Hace muchos años, había una caverna donde siete sacerdotes erigieron un templo dedicado al dios del Trueno, del agua y de la lluvia. Cada que era necesario, los sacerdotes se reunían para efectuar las labores necesarias de cultivo de la tierra: rozaban, sembraban y luego procedían a cultivar las matas de maíz.
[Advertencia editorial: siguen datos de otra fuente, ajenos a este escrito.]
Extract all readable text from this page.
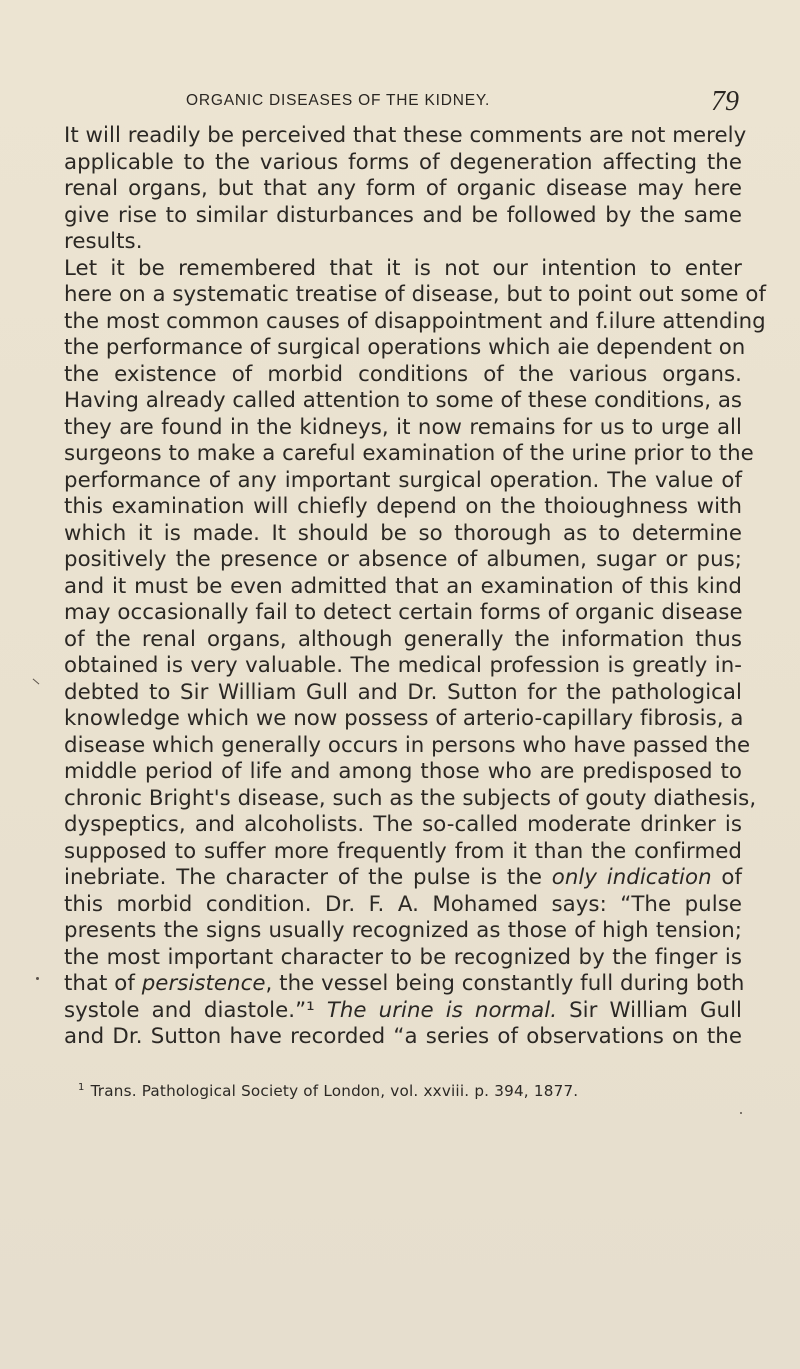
ORGANIC DISEASES OF THE KIDNEY.	79
It will readily be perceived that these comments are not merely
applicable to the various forms of degeneration affecting the
renal organs, but that any form of organic disease may here
give rise to similar disturbances and be followed by the same
results.
Let it be remembered that it is not our intention to enter
here on a systematic treatise of disease, but to point out some of
the most common causes of disappointment and f.ilure attending
the performance of surgical operations which aie dependent on
the existence of morbid conditions of the various organs.
Having already called attention to some of these conditions, as
they are found in the kidneys, it now remains for us to urge all
surgeons to make a careful examination of the urine prior to the
performance of any important surgical operation. The value of
this examination will chiefly depend on the thoioughness with
which it is made. It should be so thorough as to determine
positively the presence or absence of albumen, sugar or pus;
and it must be even admitted that an examination of this kind
may occasionally fail to detect certain forms of organic disease
of the renal organs, although generally the information thus
obtained is very valuable. The medical profession is greatly in-
debted to Sir William Gull and Dr. Sutton for the pathological
knowledge which we now possess of arterio-capillary fibrosis, a
disease which generally occurs in persons who have passed the
middle period of life and among those who are predisposed to
chronic Bright's disease, such as the subjects of gouty diathesis,
dyspeptics, and alcoholists. The so-called moderate drinker is
supposed to suffer more frequently from it than the confirmed
inebriate. The character of the pulse is the only indication of
this morbid condition. Dr. F. A. Mohamed says: “The pulse
presents the signs usually recognized as those of high tension;
the most important character to be recognized by the finger is
that of persistence, the vessel being constantly full during both
systole and diastole.”¹ The urine is normal. Sir William Gull
and Dr. Sutton have recorded “a series of observations on the
$^1$ Trans. Pathological Society of London, vol. xxviii. p. 394, 1877.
Cada que se reunían, los sacerdotes oraban a las deidades, y les cantaban himnos, siempre dirigidos hacia los cuatro puntos cardinales. Siete eran los cantos, siete las oraciones, lo que multiplicado por los cuatro rumbos sagrados daba como resultado veintiocho, número igual a los días del calendario lunar. Dentro de la caverna, los sacerdotes llevaban a cabo una ceremonia que consistían en tocar un enorme tambor, arrastrar cueros secos por el piso del recinto y arrojar flechas con fuego hacia el Cielo. Al poco rato de llevar a cabo el ritual, se producían terribles truenos y relámpagos que asustaban a todos los amínales de la tierra y de las aguas. En esos momento llovía a cántaros, y los ríos Papaloapan y Huitzilac se llenaban tanto que a veces se desbordaban y arrasaban con la naturaleza. A mayor ruido del tambor, mayores eran los truenos, y mientras más arrastraban los sacerdotes los cueros, más fuerza agarraba la lluvia.
Pasó el tiempo, pasaron cientos de años. El lugar se pobló con nuevas personas que traían sus propias costumbres y su especial religión. Era gente que llegó por el Mar de Turquesas, que ahora se conoce como el Golfo de México. Dichas personas siempre estaban alegres y sonrientes, quizá porque se encontraban en tierras tropicales propicias para vivir sin sobresaltos y donde la vegetación era hermosa y el cultivo fácil. La caza no presentaba un problema, pues era abundante, los ríos proporcionaban agua suficiente. Todo era hermoso u fácil.
Se asentaron cerca de la cueva, y dieron a su nuevo hábitat el nombre de Totonacapan, y se autodenominaron totonacas. Todo iba bien, salvo que los siete sacerdotes no estaban conformes con la llegada de esos extranjeros invasores, y presto acudieron a la cueva sagrada. Al llegar, dieron inicio al ritual del dios del trueno: tocaron fuertemente el tambor, arrastraron los cueros y lanzaron las flechas encendidas. Inmediatamente se puso a relampaguear, tronar y una tremenda lluvia se desató. Los totonacas cuando se dieron cuenta de que tales males provenían de los rituales de los sacerdotes, los metieron en un bajel con provisiones y aguas suficiente y los echaron en el Mar de las Turquesas.
De los siete sacerdotes nunca más se supo, nunca se les vio más. Pero sus ritos desataron fuerzas desconocidas que no pudieron parar los totonacas. Cada determinado tiempo las fuerzas del dios del Trueno se desataban y los indios debían rezar, implorar y ofrendar al dios, a fin de apaciguarlo debidamente. Pasado un cierto tiempo, en el mismo lugar donde se encontraba la cueva y el templo al dios del trueno, los totonacas fundaron la ciudad del Tajín, la Ciudad de las Tempestades, que tiene exactamente tres cientos sesenta y cinco nichos, como trescientos sesenta y cinco días duraron los ruegos al Señor del Trueno.